Same-Sex Divorce Faces Hurdles in Texas
It was only a matter of time. Now that gay marriages have been recognized in a handful of states, the next logical hurdle would be gay divorce. However, it seems the laws in one state can create confusion in another. The question of whether or not a person married in a state where same-sex marriage is legal can get a legal divorce in a state where it’s not is currently headed for an appellate court in Texas.
Angelique Naylor filed for divorce from the woman she married in Massachusetts and a judge in Austin granted the divorce, but Texas Attorney General Greg Abbott has appealed the decision. He also is appealing a divorce granted to a gay couple in Dallas on the basis that protecting the traditional definition of marriage means doing the same for divorce.

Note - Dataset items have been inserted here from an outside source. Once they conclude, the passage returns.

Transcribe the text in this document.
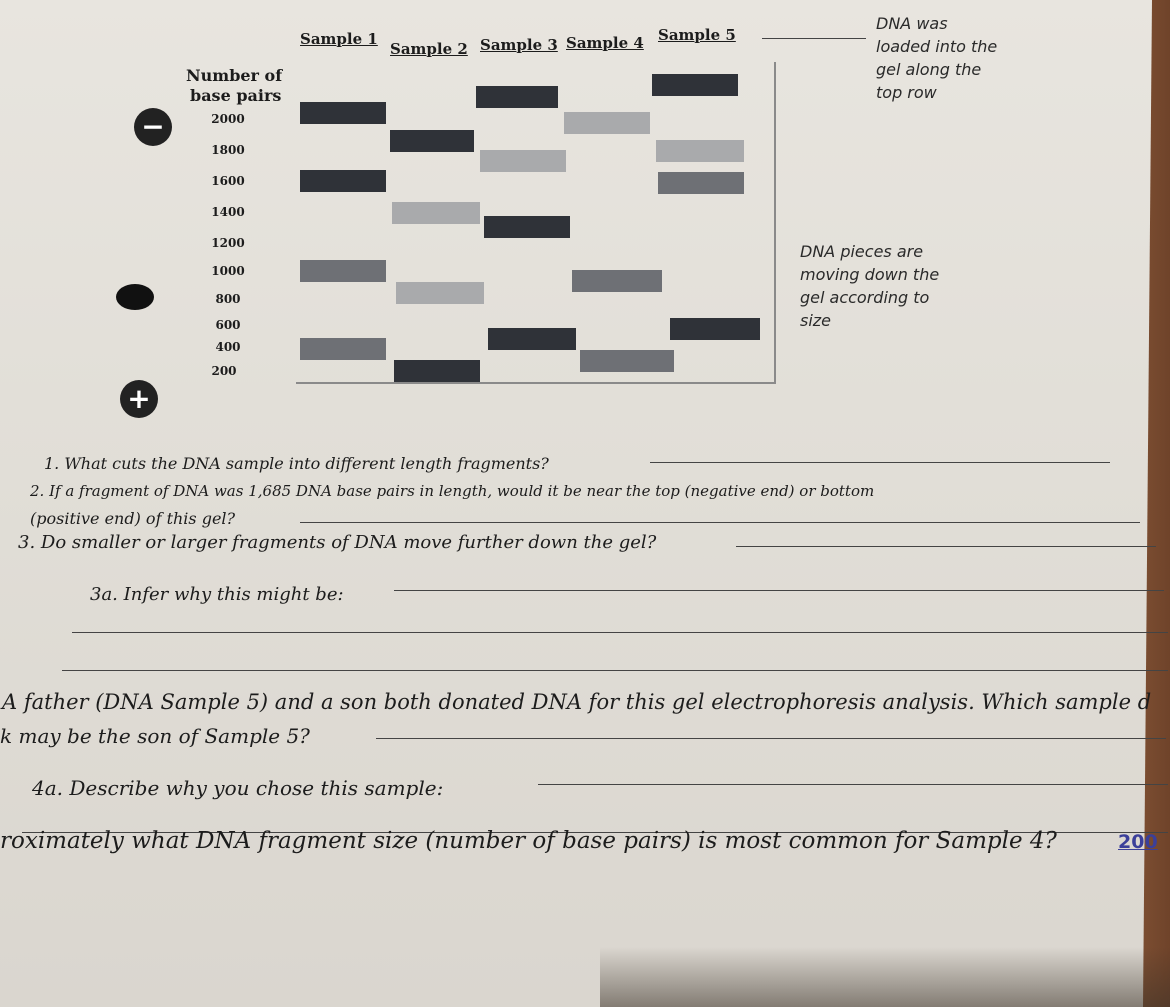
Number of
base pairs
−
+
2000
1800
1600
1400
1200
1000
800
600
400
200
Sample 1
Sample 2 Sample 3 Sample 4 Sample 5
DNA was
loaded into the
gel along the
top row
DNA pieces are
moving down the
gel according to
size
1. What cuts the DNA sample into different length fragments?
2. If a fragment of DNA was 1,685 DNA base pairs in length, would it be near the top (negative end) or bottom
(positive end) of this gel?
3. Do smaller or larger fragments of DNA move further down the gel?
3a. Infer why this might be:
A father (DNA Sample 5) and a son both donated DNA for this gel electrophoresis analysis. Which sample d
k may be the son of Sample 5?
4a. Describe why you chose this sample:
roximately what DNA fragment size (number of base pairs) is most common for Sample 4?	200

That case involves two gay men who married each other in Massachusetts in 2006 and are seeking a divorce in Texas. It is expected that State attorneys will argue to the Court of Appeals that the divorce should not take place in Texas. It will be the first time a same-sex divorce case has been appealed to a higher court in the state. Some legal observers think it could go all the way up to the Texas Supreme Court before a ruling is reached. Whatever ruling does eventually come down is likely to be precedent setting.
Texas Attorney General Greg Abbott said the two men can’t be divorced in Texas because they are asking a Texas court to both recognize and terminate something that does not legally exist in the state and challenges the Texas Constitution. Abbott says he will intervene to defend Texas law and the mandate of Texas voters who approved a state constitutional amendment banning same-sex civil unions and gay marriage in 2005.
The Texas courts are not the only place experiencing problems interpreting the different state laws. Pennsylvania has refused to grant homosexual divorces on grounds similar to those in Texas, and New York does not recognize homosexual marriages but has granted divorces to same sex couples.